Saturday, January 10, 2009

lessons from mozart.

Tonight I went to the symphony and had a few realizations. Initially, my thought of a symphony is a hall full of 80-90 musicians all playing the original works of Mozart, Beethoven, or some other classic composer. The first piece they played tonight diffused that idea completely. It was a modern piece. I liked it a lot. The thing that really caused me to think was the actual number of musicians on the stage. There couldn't have been more than a dozen. There was one of everything except the violin (there were two). This gave me the opportunity to realize the power of good acoustics in a musical hall. I was in the back corner of the first tier-not exactly close to the stage, but I heard every instrument, every pluck of every string. I was amazed. The music was beautiful. I also remembered an article I once read about a woman in a choir. She was lamenting the fact that she wasn't the lead soprano, but was a supporting alto. She was saddened by the fact that she wouldn't shine in the performance, but then had the realization that the performance couldn't go on without her. Every note counts and the notes that she sang, while not the lead solo, were important to the song. It would be incomplete without her. Awwww. Warm fuzzy moment.
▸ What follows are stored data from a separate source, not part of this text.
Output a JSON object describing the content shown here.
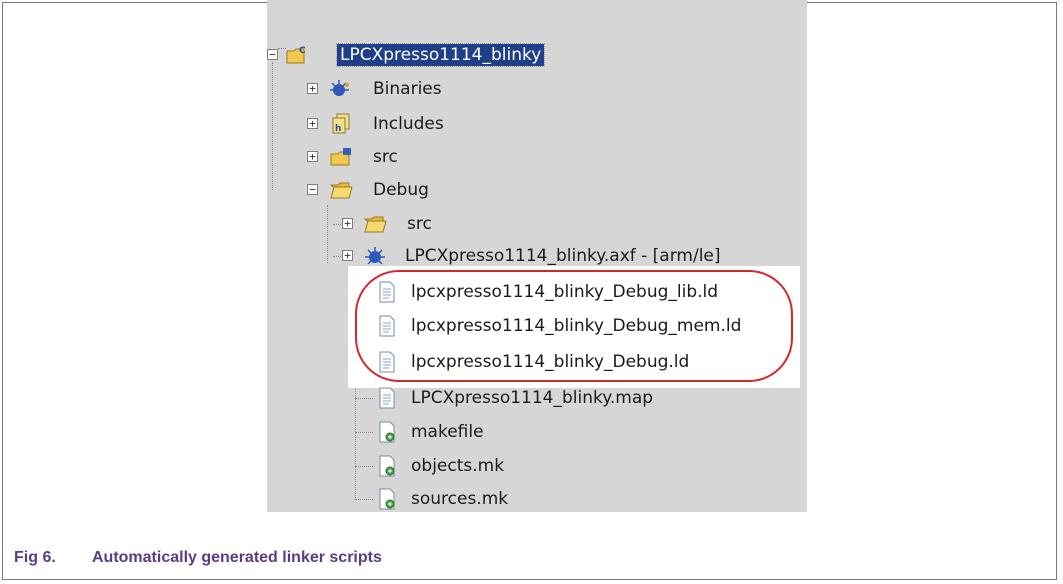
{
  "tree": {
    "project": {
      "label": "LPCXpresso1114_blinky",
      "expander": "−"
    },
    "binaries": {
      "label": "Binaries",
      "expander": "+"
    },
    "includes": {
      "label": "Includes",
      "expander": "+"
    },
    "src": {
      "label": "src",
      "expander": "+"
    },
    "debug": {
      "label": "Debug",
      "expander": "−"
    },
    "debug_src": {
      "label": "src",
      "expander": "+"
    },
    "axf": {
      "label": "LPCXpresso1114_blinky.axf - [arm/le]",
      "expander": "+"
    },
    "files": [
      {
        "label": "lpcxpresso1114_blinky_Debug_lib.ld"
      },
      {
        "label": "lpcxpresso1114_blinky_Debug_mem.ld"
      },
      {
        "label": "lpcxpresso1114_blinky_Debug.ld"
      },
      {
        "label": "LPCXpresso1114_blinky.map"
      },
      {
        "label": "makefile"
      },
      {
        "label": "objects.mk"
      },
      {
        "label": "sources.mk"
      }
    ]
  },
  "caption": {
    "number": "Fig 6.",
    "text": "Automatically generated linker scripts"
  },
  "colors": {
    "highlight_ring": "#d4282d",
    "caption": "#5a3d87",
    "selection": "#1f3f8a"
  },
  "icons": {
    "project": "c-project-folder-icon",
    "binaries": "binaries-icon",
    "includes": "includes-icon",
    "source_folder": "source-folder-icon",
    "folder": "folder-icon",
    "executable": "axf-executable-icon",
    "text_file": "text-file-icon",
    "makefile": "makefile-icon"
  }
}
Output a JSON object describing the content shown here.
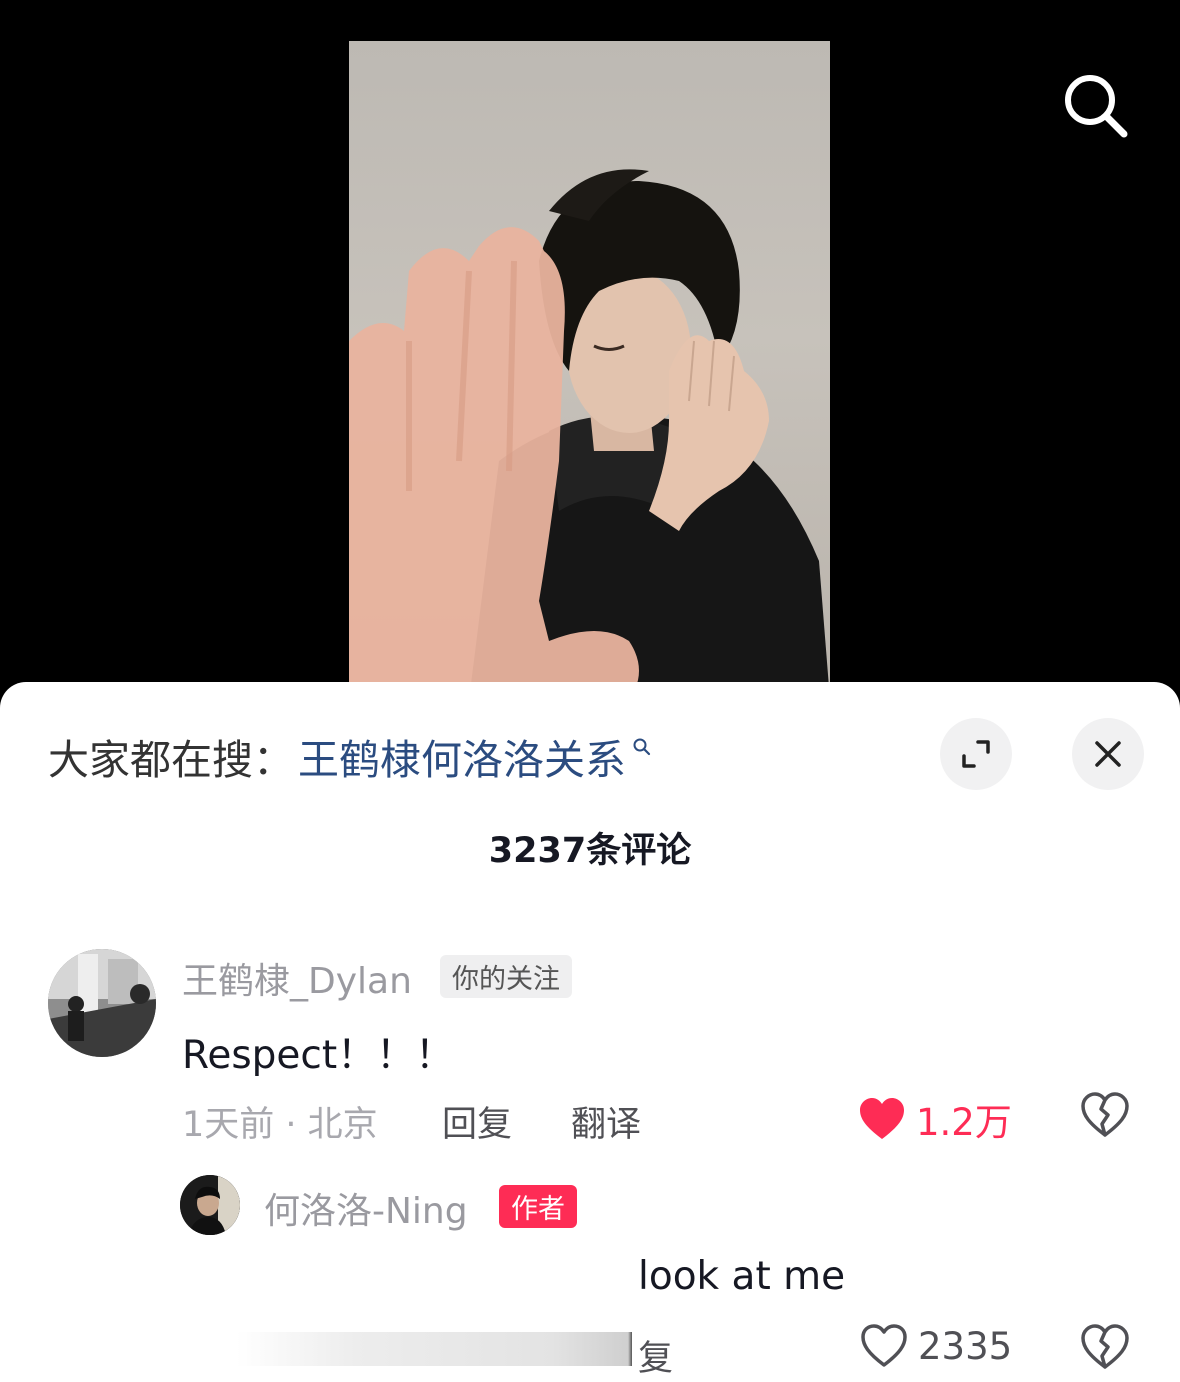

Anyhow...other thoughts that I had resulting from my night of finer things...
1) I was destined to play the timpani.
2) Concert hall's have some pretty incredible acoustics.
3) The cymbal and the triangle, while very different, both have a sound that carries quite well.
4) Music has an INCREDIBLE influence on the mentality and demeanor of people.
5) Musicians are their own class of people.
6) I should never play the timpani...I'd probably hit myself in the head with the mallet.

Thursday, January 8, 2009

quality time...

"how i've spent my quality time this week" or "my mother would be so proud"
point 1)
hi. i pride myself in my recent trend in agility-and when i say recent, i mean the past 8-9 years. when i was a young one, if there was a patch of ice with in a mile radius, i could find it and flatten myself on it. i then spent some time in rexburg, idaho. ha. anyone who knows rexburg, idaho knows that ice is a way of life and the only way to successfully survive a storm there is to admit your own inadequacy and work around it. (that's code for-i fell twice in a month and then learned how to live with it. haven't fallen since.) this month, i have met my match. my current parking lot is an accident waiting to happen. yesterday, after an extra long day at work, i came home with the simple desire of dinner and a nap. i parked on the far side of the parking lot with the intent of parking on a dry spot and not an ice rink. mission accomplished. five steps later, i was on my hands and knees. the khaki's were no longer khaki and my knee currently has a bluish tint to it. happiness. so much for the trend, right? i choose to consider it quality one-on-one time with my parking lot. we're friends, right? yeah, that's what i thought.
point 2)
my mother taught me well as a small child. my room always has the appearance of cleanliness for one simple reason-i make my bed daily. for some reason, an orderly bed gives the appearance of organization and tidiness. the past week has not been an example of that. coming home from the holiday, my flight was delayed and seriously...it threw off my whole week. instead of having time to get a good nights sleep and unpack before returning to work, i ended up crashing on a couch and going back to work in travel clothes. happiness, i know. i emptied my suitcase and life just kept going. last night, i finally got caught up. when i finally made my bed i found the following things inside: 3 tubes of lotion, 1 pillow, 1 wash cloth, 1 hat, 1 stick of chapstick, 2 decks of cards, 1 flashlight, and an assortment of papers and receipts. good grief! i've been sleeping in a junk drawer. i'm sorry. it had to stop. i cleaned my room. yay me! i did my laundry and finally UNPACKED! it took a while, had to find the quality moment, but i think my mother would have been proud.

Monday, January 5, 2009

ridiculous.

it's 20 degrees warmer today than it was yesterday, thereby enabling the most recent 6+ inch snowfall. i can't feel my toes.